Abstract 296: Sorting Nexin 19: A Novel Regulator of Renal Dopamine D1 Receptor
The D1 dopamine receptor (D1R) plays a pivotal role in blood pressure regulation. The present study aimed to demonstrate the role of sorting nexin 19 (SNX19) in the regulation of renal D1R trafficking and signaling. We tested the dynamic interaction between these proteins and showed that SNX19 coimmunoprecipitated with the D1R, as well as with GRK4 and β-arrestin--proteins that are required for D1R homologous desensitization, in human renal proximal tubule cells (hPRTCs) and mouse kidney homogenates. These proteins colocalized basally at the cell membrane in hRPTCs, while treatment with the D1R/D5R agonist fenoldopam (Fen) promoted their endocytosis to the juxtanuclear area, indicating that SNX19 is involved in the agonist-activated D1R trafficking. SNX19 silencing in hPRTCs reduced the D1R abundance (non-silencing “mock” siRNA=1.0±0.05 vs. Snx19-specific siRNA=0.45±0.06, P<0.05, n=3/group), although D1R depletion did not affect SNX19 expression. SNX19 depletion also blunted the cAMP response after Fen treatment (1μM, 15min) (mock: basal=12.4±4.5 pmol/mg protein vs. mock+Fen=147.8±3.4; Snx19 siRNA: basal=6.8±3.4 vs. siRNA+Fen=63.1±5.4, P<0.05, n=4). Moreover, SNX19 depletion impaired the sodium transport in response to Fen treatment (1μM, 15min) (mock: Δ intracellular Na+ from basal=+15.4±3.2%, vs.
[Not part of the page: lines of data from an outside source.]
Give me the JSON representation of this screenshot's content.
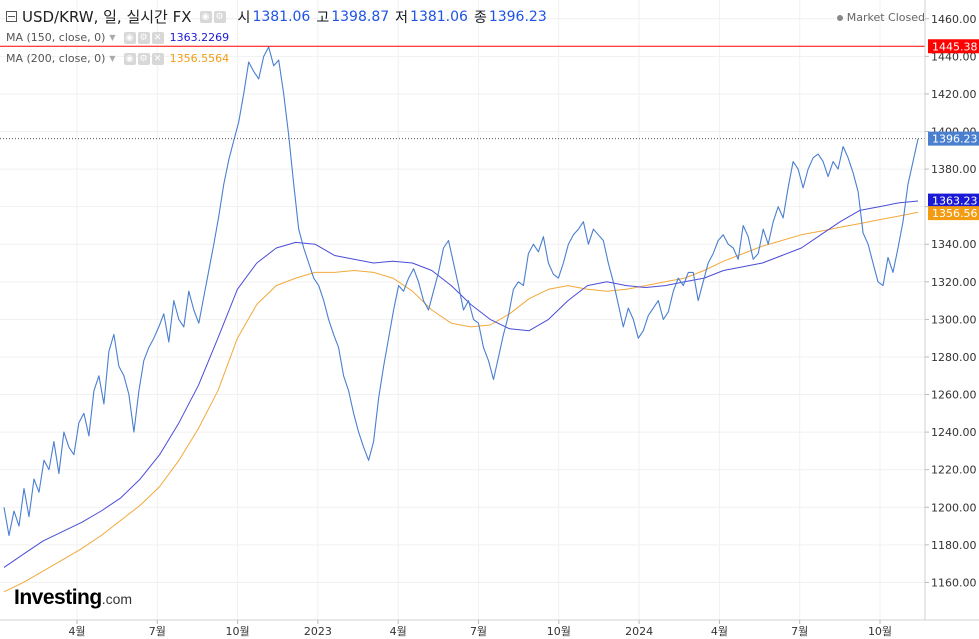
{
  "header": {
    "symbol": "USD/KRW, 일, 실시간 FX",
    "open_label": "시",
    "open_value": "1381.06",
    "high_label": "고",
    "high_value": "1398.87",
    "low_label": "저",
    "low_value": "1381.06",
    "close_label": "종",
    "close_value": "1396.23",
    "status": "Market Closed"
  },
  "indicators": [
    {
      "label": "MA (150, close, 0)",
      "value": "1363.2269",
      "color": "#1a1ad6"
    },
    {
      "label": "MA (200, close, 0)",
      "value": "1356.5564",
      "color": "#f39c12"
    }
  ],
  "logo": {
    "brand": "Investing",
    "suffix": ".com"
  },
  "chart_data": {
    "type": "line",
    "ylim": [
      1140,
      1470
    ],
    "y_ticks": [
      "1160.00",
      "1180.00",
      "1200.00",
      "1220.00",
      "1240.00",
      "1260.00",
      "1280.00",
      "1300.00",
      "1320.00",
      "1340.00",
      "1360.00",
      "1380.00",
      "1400.00",
      "1420.00",
      "1440.00",
      "1460.00"
    ],
    "x_ticks": [
      "4월",
      "7월",
      "10월",
      "2023",
      "4월",
      "7월",
      "10월",
      "2024",
      "4월",
      "7월",
      "10월"
    ],
    "price_labels": {
      "high_line": "1445.38",
      "close": "1396.23",
      "ma150": "1363.23",
      "ma200": "1356.56"
    },
    "colors": {
      "price": "#4a7fd0",
      "ma150": "#4b4bd8",
      "ma200": "#f2a93b",
      "high_line": "#ff0000",
      "close_badge": "#4a7fd0",
      "ma150_badge": "#1a1ad6",
      "ma200_badge": "#f39c12"
    },
    "series": [
      {
        "values": [
          1200,
          1185,
          1198,
          1190,
          1210,
          1195,
          1215,
          1208,
          1225,
          1220,
          1235,
          1218,
          1240,
          1232,
          1228,
          1245,
          1250,
          1238,
          1262,
          1270,
          1255,
          1283,
          1292,
          1275,
          1270,
          1260,
          1240,
          1262,
          1278,
          1285,
          1290,
          1296,
          1303,
          1288,
          1310,
          1300,
          1296,
          1315,
          1305,
          1298,
          1312,
          1326,
          1340,
          1355,
          1372,
          1385,
          1395,
          1405,
          1420,
          1437,
          1432,
          1428,
          1440,
          1445,
          1435,
          1438,
          1420,
          1398,
          1372,
          1348,
          1338,
          1330,
          1322,
          1318,
          1310,
          1300,
          1292,
          1285,
          1270,
          1262,
          1250,
          1240,
          1232,
          1225,
          1235,
          1258,
          1275,
          1290,
          1305,
          1318,
          1315,
          1322,
          1327,
          1320,
          1310,
          1305,
          1315,
          1325,
          1338,
          1342,
          1330,
          1318,
          1305,
          1310,
          1300,
          1298,
          1285,
          1278,
          1268,
          1280,
          1292,
          1302,
          1316,
          1320,
          1318,
          1335,
          1340,
          1336,
          1344,
          1330,
          1324,
          1322,
          1330,
          1340,
          1345,
          1348,
          1352,
          1340,
          1348,
          1345,
          1342,
          1330,
          1320,
          1308,
          1296,
          1306,
          1300,
          1290,
          1294,
          1302,
          1306,
          1310,
          1300,
          1304,
          1315,
          1322,
          1318,
          1325,
          1325,
          1310,
          1320,
          1330,
          1335,
          1342,
          1345,
          1340,
          1338,
          1332,
          1350,
          1344,
          1332,
          1335,
          1348,
          1340,
          1352,
          1360,
          1354,
          1370,
          1384,
          1380,
          1370,
          1380,
          1386,
          1388,
          1384,
          1376,
          1384,
          1380,
          1392,
          1386,
          1378,
          1368,
          1346,
          1340,
          1330,
          1320,
          1318,
          1333,
          1325,
          1338,
          1352,
          1372,
          1384,
          1396
        ]
      },
      {
        "values": [
          1168,
          1175,
          1182,
          1187,
          1192,
          1198,
          1205,
          1215,
          1228,
          1245,
          1265,
          1290,
          1316,
          1330,
          1338,
          1341,
          1340,
          1334,
          1332,
          1330,
          1331,
          1330,
          1326,
          1318,
          1308,
          1300,
          1295,
          1294,
          1300,
          1310,
          1318,
          1320,
          1318,
          1317,
          1318,
          1320,
          1322,
          1326,
          1328,
          1330,
          1334,
          1338,
          1345,
          1352,
          1358,
          1360,
          1362,
          1363
        ]
      },
      {
        "values": [
          1155,
          1160,
          1166,
          1172,
          1178,
          1185,
          1193,
          1201,
          1211,
          1225,
          1242,
          1262,
          1290,
          1308,
          1318,
          1322,
          1325,
          1325,
          1326,
          1325,
          1322,
          1315,
          1305,
          1298,
          1296,
          1297,
          1303,
          1311,
          1316,
          1318,
          1316,
          1315,
          1316,
          1318,
          1320,
          1322,
          1326,
          1331,
          1335,
          1339,
          1342,
          1345,
          1347,
          1349,
          1351,
          1353,
          1355,
          1357
        ]
      }
    ]
  }
}
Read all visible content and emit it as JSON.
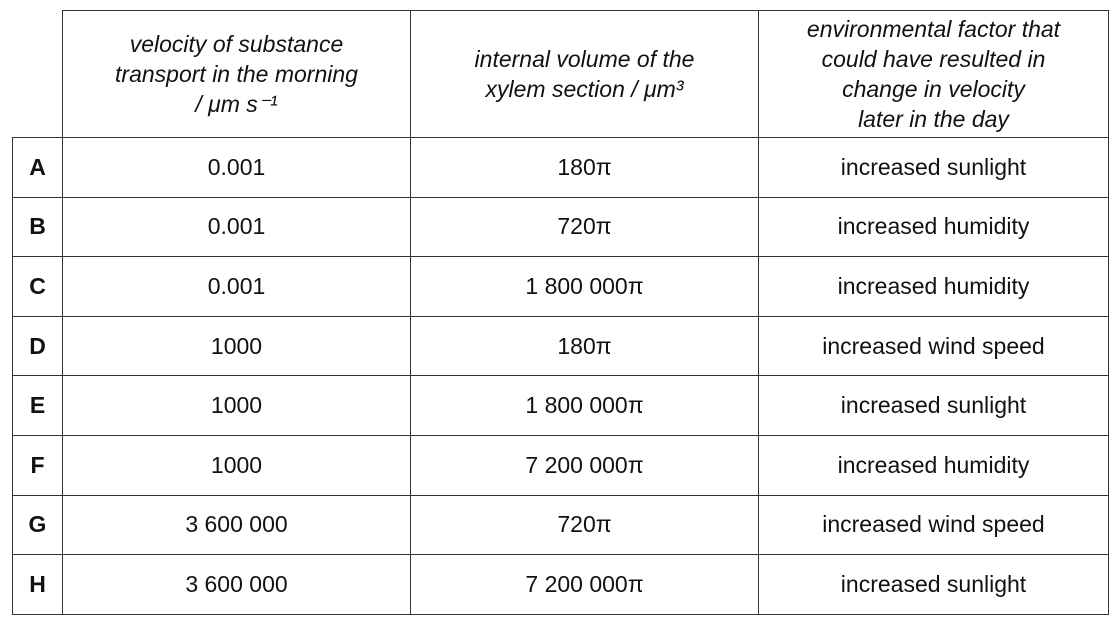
{
  "table": {
    "columns": [
      [
        "velocity of substance",
        "transport in the morning",
        "/ μm s⁻¹"
      ],
      [
        "internal volume of the",
        "xylem section / μm³"
      ],
      [
        "environmental factor that",
        "could have resulted in",
        "change in velocity",
        "later in the day"
      ]
    ],
    "rows": [
      [
        "A",
        "0.001",
        "180π",
        "increased sunlight"
      ],
      [
        "B",
        "0.001",
        "720π",
        "increased humidity"
      ],
      [
        "C",
        "0.001",
        "1 800 000π",
        "increased humidity"
      ],
      [
        "D",
        "1000",
        "180π",
        "increased wind speed"
      ],
      [
        "E",
        "1000",
        "1 800 000π",
        "increased sunlight"
      ],
      [
        "F",
        "1000",
        "7 200 000π",
        "increased humidity"
      ],
      [
        "G",
        "3 600 000",
        "720π",
        "increased wind speed"
      ],
      [
        "H",
        "3 600 000",
        "7 200 000π",
        "increased sunlight"
      ]
    ]
  }
}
Snx19 siRNA: Δ Na+=+3.3±7.5%,P<0.05, n=3). SNX19 and D1R colocalized at the brush border in mouse and human renal proximal tubules at the basal state. Stimulation D1-like receptors in mouse kidneys with the intravenous infusion of Fen (2 μg/kg/hr, 15 min) promoted D1R internalization with SNX19 and enhanced their colocalization at the cytoplasm. Relative to control mice, the renal selective silencing of Snx19 in C57Bl/6J mice increased the systolic blood pressure (before injection: mock=100±5 mmHg vs. Snx19 siRNA=102±2; after injection: mock=101±6 vs. Snx19 siRNA=118±5, P<0.05, n=5), and decreased renal D1R expression (mock=1.0±0.09 vs. Snx19 siRNA=0.57±0.17, P<0.05, n=5). Our results indicate that SNX19 is crucial to normal D1R function and that loss of renal SNX19 results in renal D1R deficiency and dysfunction. Our data suggest that the absence of SNX19 may be a novel mechanism for the pathogenesis of essential hypertension.
Author Disclosures: J. Yang: None. V.A. Villar: None. J.E. Jones: None. Y. Guo: None. L.D. Asico: None. I. Armando: None. E.J. Weinman: None. P.A. Jose: None.
- © 2014 by American Heart Association, Inc.